With our leading electronic design automation (EDA) flows and IP solutions, Synopsys provides the technology resources to accelerate the development of chiplets that meet aggressive PPA targets for HPC applications. For example, the AI-enhanced, cloud-ready Synopsys Fusion Design Platform™ features massively parallel digital design tools with integrated engines across synthesis, place-and-route, and signoff. For 2.5D and 3D designs, our die-to-die connectivity IP provides leading power, latency, and die edge efficiency. For 3D designs, Synopsys 3DIC Compiler, part of the Fusion Design Platform, is the industry’s first unified platform for advanced multi-die system design and integration. 3DIC Compiler can be used to build the architecture for the multi-die design and conduct analysis on parameters such as thermal, power, and timing, while Synopsys Fusion Compiler provides an RTL-to-GDSII flow for building the CPUs. Our design portfolio also includes cloud-ready solutions for RTL analysis, golden signoff extraction, static timing analysis, simulation, testing, early analysis of TSVs via technology computer-aided design (TCAD), and more. On the verification side, we have the cloud-ready Synopsys Verification Continuum® for early software bring-up, earlier detection of SoC bugs, and faster system validation.

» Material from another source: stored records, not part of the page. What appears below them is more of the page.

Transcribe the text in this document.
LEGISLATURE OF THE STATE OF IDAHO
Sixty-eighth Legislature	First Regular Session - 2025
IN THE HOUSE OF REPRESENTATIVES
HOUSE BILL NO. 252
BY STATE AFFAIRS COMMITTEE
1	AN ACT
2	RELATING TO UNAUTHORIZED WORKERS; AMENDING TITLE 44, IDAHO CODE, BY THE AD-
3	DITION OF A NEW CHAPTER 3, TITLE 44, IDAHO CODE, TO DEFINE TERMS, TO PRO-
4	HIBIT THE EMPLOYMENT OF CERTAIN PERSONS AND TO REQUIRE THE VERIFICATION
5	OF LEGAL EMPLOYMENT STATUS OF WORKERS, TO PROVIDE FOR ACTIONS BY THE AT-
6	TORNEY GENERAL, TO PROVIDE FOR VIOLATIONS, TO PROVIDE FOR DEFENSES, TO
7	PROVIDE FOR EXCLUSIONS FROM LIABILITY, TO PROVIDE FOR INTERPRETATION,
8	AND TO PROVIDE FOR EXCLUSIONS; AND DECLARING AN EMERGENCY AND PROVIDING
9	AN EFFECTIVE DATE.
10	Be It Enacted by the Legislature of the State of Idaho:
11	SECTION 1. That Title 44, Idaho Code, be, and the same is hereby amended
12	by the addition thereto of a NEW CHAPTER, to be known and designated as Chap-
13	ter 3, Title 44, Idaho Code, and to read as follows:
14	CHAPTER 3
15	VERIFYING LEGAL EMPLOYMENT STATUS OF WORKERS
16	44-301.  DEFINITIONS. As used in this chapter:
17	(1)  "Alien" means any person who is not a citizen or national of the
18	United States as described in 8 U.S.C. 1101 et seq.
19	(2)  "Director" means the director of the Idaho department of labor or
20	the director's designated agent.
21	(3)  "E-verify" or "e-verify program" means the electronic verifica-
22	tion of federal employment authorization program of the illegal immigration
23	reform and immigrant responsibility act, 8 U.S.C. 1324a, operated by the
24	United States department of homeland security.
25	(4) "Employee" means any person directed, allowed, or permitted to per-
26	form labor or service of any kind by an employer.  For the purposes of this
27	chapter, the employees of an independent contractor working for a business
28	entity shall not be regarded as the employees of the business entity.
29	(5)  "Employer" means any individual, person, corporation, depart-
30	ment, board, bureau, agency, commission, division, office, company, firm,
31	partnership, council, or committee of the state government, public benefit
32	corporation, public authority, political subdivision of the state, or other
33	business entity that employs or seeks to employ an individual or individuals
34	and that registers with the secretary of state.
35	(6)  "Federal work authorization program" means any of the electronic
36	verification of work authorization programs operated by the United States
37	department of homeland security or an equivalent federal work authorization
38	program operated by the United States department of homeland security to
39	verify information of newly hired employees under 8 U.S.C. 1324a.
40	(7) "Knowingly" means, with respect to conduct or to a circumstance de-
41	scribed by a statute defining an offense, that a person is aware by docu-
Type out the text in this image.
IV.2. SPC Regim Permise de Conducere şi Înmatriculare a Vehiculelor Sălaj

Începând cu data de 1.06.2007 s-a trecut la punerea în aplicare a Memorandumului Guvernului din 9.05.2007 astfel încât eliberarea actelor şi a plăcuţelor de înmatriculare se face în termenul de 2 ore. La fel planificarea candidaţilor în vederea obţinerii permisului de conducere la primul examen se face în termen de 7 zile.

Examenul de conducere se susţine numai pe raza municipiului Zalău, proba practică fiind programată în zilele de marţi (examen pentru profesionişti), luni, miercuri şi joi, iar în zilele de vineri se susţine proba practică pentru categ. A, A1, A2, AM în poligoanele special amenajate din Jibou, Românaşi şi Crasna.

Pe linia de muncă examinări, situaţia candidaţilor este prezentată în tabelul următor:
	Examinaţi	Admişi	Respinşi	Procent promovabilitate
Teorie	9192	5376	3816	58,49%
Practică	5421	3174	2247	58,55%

Big data analytics are uncovering otherwise hidden patterns, correlations, and insights that are helping us solve some of the world’s toughest problems. Traditional computing architectures don’t quite have the horsepower needed for these heavy-duty computations. Chiplets, however, are providing hyperscalers and other designers of HPC systems with a way to scale performance and power beyond Moore’s law—without encountering the yield and cost issues of large, monolithic dies. As HPC workloads drive demand for chiplets, designers can rest assured that EDA and IP solutions are available to help them meet increasingly aggressive PPA and time-to-market goals.